Les causes importantes de l'hypertension pulmonaire ne sont pas identifiées. L'hypertension artérielle pulmonaire primitive est une maladie rare dont l'étiologie est inconnue. On suppose que des facteurs tels que les maladies auto-immunes (lupus érythémateux systémique, sclérodermie, polyarthrite rhumatoïde), les antécédents familiaux et les contraceptifs oraux sont liés à sa survenue.

Dans le développement de l'hypertension pulmonaire secondaire, de nombreuses maladies et anomalies du cœur, des vaisseaux sanguins et des poumons peuvent jouer un rôle. Le plus souvent, l'hypertension artérielle pulmonaire secondaire résulte d'une insuffisance cardiaque congestive, d'une sténose mitrale, d'une anomalie septale auriculaire, d'une bronchopneumopathie chronique obstructive, d'une thrombose veineuse pulmonaire et de branches d'artère pulmonaire, d'une hypoventilation pulmonaire, d'une coronaropathie, d'une myocardite, d'une myocardite, d'une cirrhose du foie, etc. est plus élevé chez les patients infectés par le VIH, les toxicomanes, les personnes qui prennent des coupe-faim. De manière différente, chacune de ces conditions peut entraîner une augmentation de la pression artérielle dans l'artère pulmonaire.

Le développement de l'hypertension pulmonaire est précédé par un rétrécissement progressif de la lumière de petites et moyennes branches vasculaires du système de l'artère pulmonaire (capillaires, artérioles) en raison de l'épaississement de la choroïde interne - endothélium.

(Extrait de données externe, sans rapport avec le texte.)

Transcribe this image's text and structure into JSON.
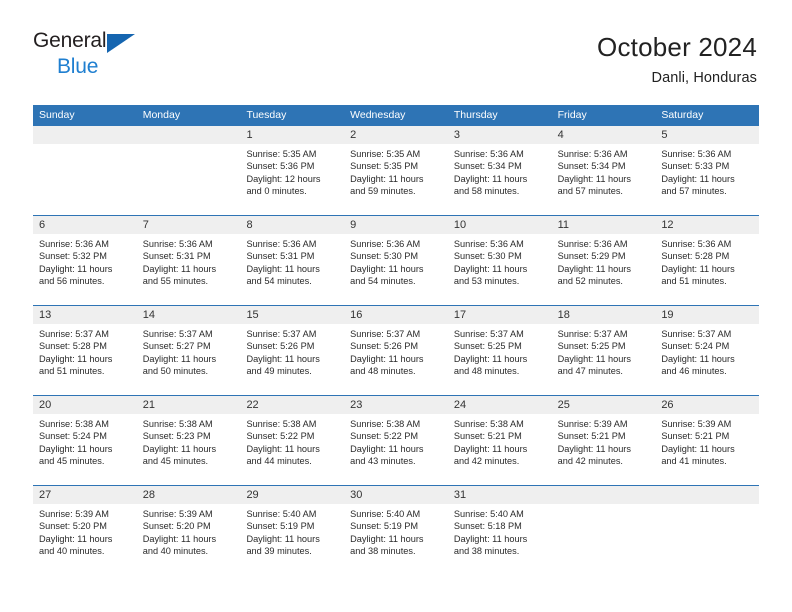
{
  "brand": {
    "name_part1": "General",
    "name_part2": "Blue",
    "triangle_icon": "triangle-icon",
    "color_dark": "#231f20",
    "color_blue": "#1f7fd0",
    "triangle_color": "#1565b0"
  },
  "header": {
    "title": "October 2024",
    "subtitle": "Danli, Honduras"
  },
  "theme": {
    "header_blue": "#2e74b5",
    "day_strip_gray": "#efefef",
    "text_color": "#2a2a2a"
  },
  "weekdays": [
    "Sunday",
    "Monday",
    "Tuesday",
    "Wednesday",
    "Thursday",
    "Friday",
    "Saturday"
  ],
  "weeks": [
    [
      {
        "day": "",
        "sunrise": "",
        "sunset": "",
        "daylight_line1": "",
        "daylight_line2": "",
        "empty": true
      },
      {
        "day": "",
        "sunrise": "",
        "sunset": "",
        "daylight_line1": "",
        "daylight_line2": "",
        "empty": true
      },
      {
        "day": "1",
        "sunrise": "Sunrise: 5:35 AM",
        "sunset": "Sunset: 5:36 PM",
        "daylight_line1": "Daylight: 12 hours",
        "daylight_line2": "and 0 minutes."
      },
      {
        "day": "2",
        "sunrise": "Sunrise: 5:35 AM",
        "sunset": "Sunset: 5:35 PM",
        "daylight_line1": "Daylight: 11 hours",
        "daylight_line2": "and 59 minutes."
      },
      {
        "day": "3",
        "sunrise": "Sunrise: 5:36 AM",
        "sunset": "Sunset: 5:34 PM",
        "daylight_line1": "Daylight: 11 hours",
        "daylight_line2": "and 58 minutes."
      },
      {
        "day": "4",
        "sunrise": "Sunrise: 5:36 AM",
        "sunset": "Sunset: 5:34 PM",
        "daylight_line1": "Daylight: 11 hours",
        "daylight_line2": "and 57 minutes."
      },
      {
        "day": "5",
        "sunrise": "Sunrise: 5:36 AM",
        "sunset": "Sunset: 5:33 PM",
        "daylight_line1": "Daylight: 11 hours",
        "daylight_line2": "and 57 minutes."
      }
    ],
    [
      {
        "day": "6",
        "sunrise": "Sunrise: 5:36 AM",
        "sunset": "Sunset: 5:32 PM",
        "daylight_line1": "Daylight: 11 hours",
        "daylight_line2": "and 56 minutes."
      },
      {
        "day": "7",
        "sunrise": "Sunrise: 5:36 AM",
        "sunset": "Sunset: 5:31 PM",
        "daylight_line1": "Daylight: 11 hours",
        "daylight_line2": "and 55 minutes."
      },
      {
        "day": "8",
        "sunrise": "Sunrise: 5:36 AM",
        "sunset": "Sunset: 5:31 PM",
        "daylight_line1": "Daylight: 11 hours",
        "daylight_line2": "and 54 minutes."
      },
      {
        "day": "9",
        "sunrise": "Sunrise: 5:36 AM",
        "sunset": "Sunset: 5:30 PM",
        "daylight_line1": "Daylight: 11 hours",
        "daylight_line2": "and 54 minutes."
      },
      {
        "day": "10",
        "sunrise": "Sunrise: 5:36 AM",
        "sunset": "Sunset: 5:30 PM",
        "daylight_line1": "Daylight: 11 hours",
        "daylight_line2": "and 53 minutes."
      },
      {
        "day": "11",
        "sunrise": "Sunrise: 5:36 AM",
        "sunset": "Sunset: 5:29 PM",
        "daylight_line1": "Daylight: 11 hours",
        "daylight_line2": "and 52 minutes."
      },
      {
        "day": "12",
        "sunrise": "Sunrise: 5:36 AM",
        "sunset": "Sunset: 5:28 PM",
        "daylight_line1": "Daylight: 11 hours",
        "daylight_line2": "and 51 minutes."
      }
    ],
    [
      {
        "day": "13",
        "sunrise": "Sunrise: 5:37 AM",
        "sunset": "Sunset: 5:28 PM",
        "daylight_line1": "Daylight: 11 hours",
        "daylight_line2": "and 51 minutes."
      },
      {
        "day": "14",
        "sunrise": "Sunrise: 5:37 AM",
        "sunset": "Sunset: 5:27 PM",
        "daylight_line1": "Daylight: 11 hours",
        "daylight_line2": "and 50 minutes."
      },
      {
        "day": "15",
        "sunrise": "Sunrise: 5:37 AM",
        "sunset": "Sunset: 5:26 PM",
        "daylight_line1": "Daylight: 11 hours",
        "daylight_line2": "and 49 minutes."
      },
      {
        "day": "16",
        "sunrise": "Sunrise: 5:37 AM",
        "sunset": "Sunset: 5:26 PM",
        "daylight_line1": "Daylight: 11 hours",
        "daylight_line2": "and 48 minutes."
      },
      {
        "day": "17",
        "sunrise": "Sunrise: 5:37 AM",
        "sunset": "Sunset: 5:25 PM",
        "daylight_line1": "Daylight: 11 hours",
        "daylight_line2": "and 48 minutes."
      },
      {
        "day": "18",
        "sunrise": "Sunrise: 5:37 AM",
        "sunset": "Sunset: 5:25 PM",
        "daylight_line1": "Daylight: 11 hours",
        "daylight_line2": "and 47 minutes."
      },
      {
        "day": "19",
        "sunrise": "Sunrise: 5:37 AM",
        "sunset": "Sunset: 5:24 PM",
        "daylight_line1": "Daylight: 11 hours",
        "daylight_line2": "and 46 minutes."
      }
    ],
    [
      {
        "day": "20",
        "sunrise": "Sunrise: 5:38 AM",
        "sunset": "Sunset: 5:24 PM",
        "daylight_line1": "Daylight: 11 hours",
        "daylight_line2": "and 45 minutes."
      },
      {
        "day": "21",
        "sunrise": "Sunrise: 5:38 AM",
        "sunset": "Sunset: 5:23 PM",
        "daylight_line1": "Daylight: 11 hours",
        "daylight_line2": "and 45 minutes."
      },
      {
        "day": "22",
        "sunrise": "Sunrise: 5:38 AM",
        "sunset": "Sunset: 5:22 PM",
        "daylight_line1": "Daylight: 11 hours",
        "daylight_line2": "and 44 minutes."
      },
      {
        "day": "23",
        "sunrise": "Sunrise: 5:38 AM",
        "sunset": "Sunset: 5:22 PM",
        "daylight_line1": "Daylight: 11 hours",
        "daylight_line2": "and 43 minutes."
      },
      {
        "day": "24",
        "sunrise": "Sunrise: 5:38 AM",
        "sunset": "Sunset: 5:21 PM",
        "daylight_line1": "Daylight: 11 hours",
        "daylight_line2": "and 42 minutes."
      },
      {
        "day": "25",
        "sunrise": "Sunrise: 5:39 AM",
        "sunset": "Sunset: 5:21 PM",
        "daylight_line1": "Daylight: 11 hours",
        "daylight_line2": "and 42 minutes."
      },
      {
        "day": "26",
        "sunrise": "Sunrise: 5:39 AM",
        "sunset": "Sunset: 5:21 PM",
        "daylight_line1": "Daylight: 11 hours",
        "daylight_line2": "and 41 minutes."
      }
    ],
    [
      {
        "day": "27",
        "sunrise": "Sunrise: 5:39 AM",
        "sunset": "Sunset: 5:20 PM",
        "daylight_line1": "Daylight: 11 hours",
        "daylight_line2": "and 40 minutes."
      },
      {
        "day": "28",
        "sunrise": "Sunrise: 5:39 AM",
        "sunset": "Sunset: 5:20 PM",
        "daylight_line1": "Daylight: 11 hours",
        "daylight_line2": "and 40 minutes."
      },
      {
        "day": "29",
        "sunrise": "Sunrise: 5:40 AM",
        "sunset": "Sunset: 5:19 PM",
        "daylight_line1": "Daylight: 11 hours",
        "daylight_line2": "and 39 minutes."
      },
      {
        "day": "30",
        "sunrise": "Sunrise: 5:40 AM",
        "sunset": "Sunset: 5:19 PM",
        "daylight_line1": "Daylight: 11 hours",
        "daylight_line2": "and 38 minutes."
      },
      {
        "day": "31",
        "sunrise": "Sunrise: 5:40 AM",
        "sunset": "Sunset: 5:18 PM",
        "daylight_line1": "Daylight: 11 hours",
        "daylight_line2": "and 38 minutes."
      },
      {
        "day": "",
        "sunrise": "",
        "sunset": "",
        "daylight_line1": "",
        "daylight_line2": "",
        "empty": true
      },
      {
        "day": "",
        "sunrise": "",
        "sunset": "",
        "daylight_line1": "",
        "daylight_line2": "",
        "empty": true
      }
    ]
  ]
}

En cas d'atteinte sévère de l'artère pulmonaire, une destruction inflammatoire de la couche musculaire de la paroi vasculaire est possible. Les dommages aux parois des vaisseaux sanguins entraînent le développement d'une thrombose chronique et d'une oblitération vasculaire.

Ces modifications dans le lit vasculaire pulmonaire provoquent une augmentation progressive de la pression intravasculaire, c'est-à-dire une hypertension pulmonaire. L'augmentation constante de la pression artérielle dans le lit de l'artère pulmonaire augmente la charge sur le ventricule droit, provoquant une hypertrophie de ses parois. La progression de l'hypertension artérielle pulmonaire entraîne une diminution de la capacité contractile du ventricule droit et sa décompensation - une insuffisance cardiaque ventriculaire droite (cœur pulmonaire) se développe.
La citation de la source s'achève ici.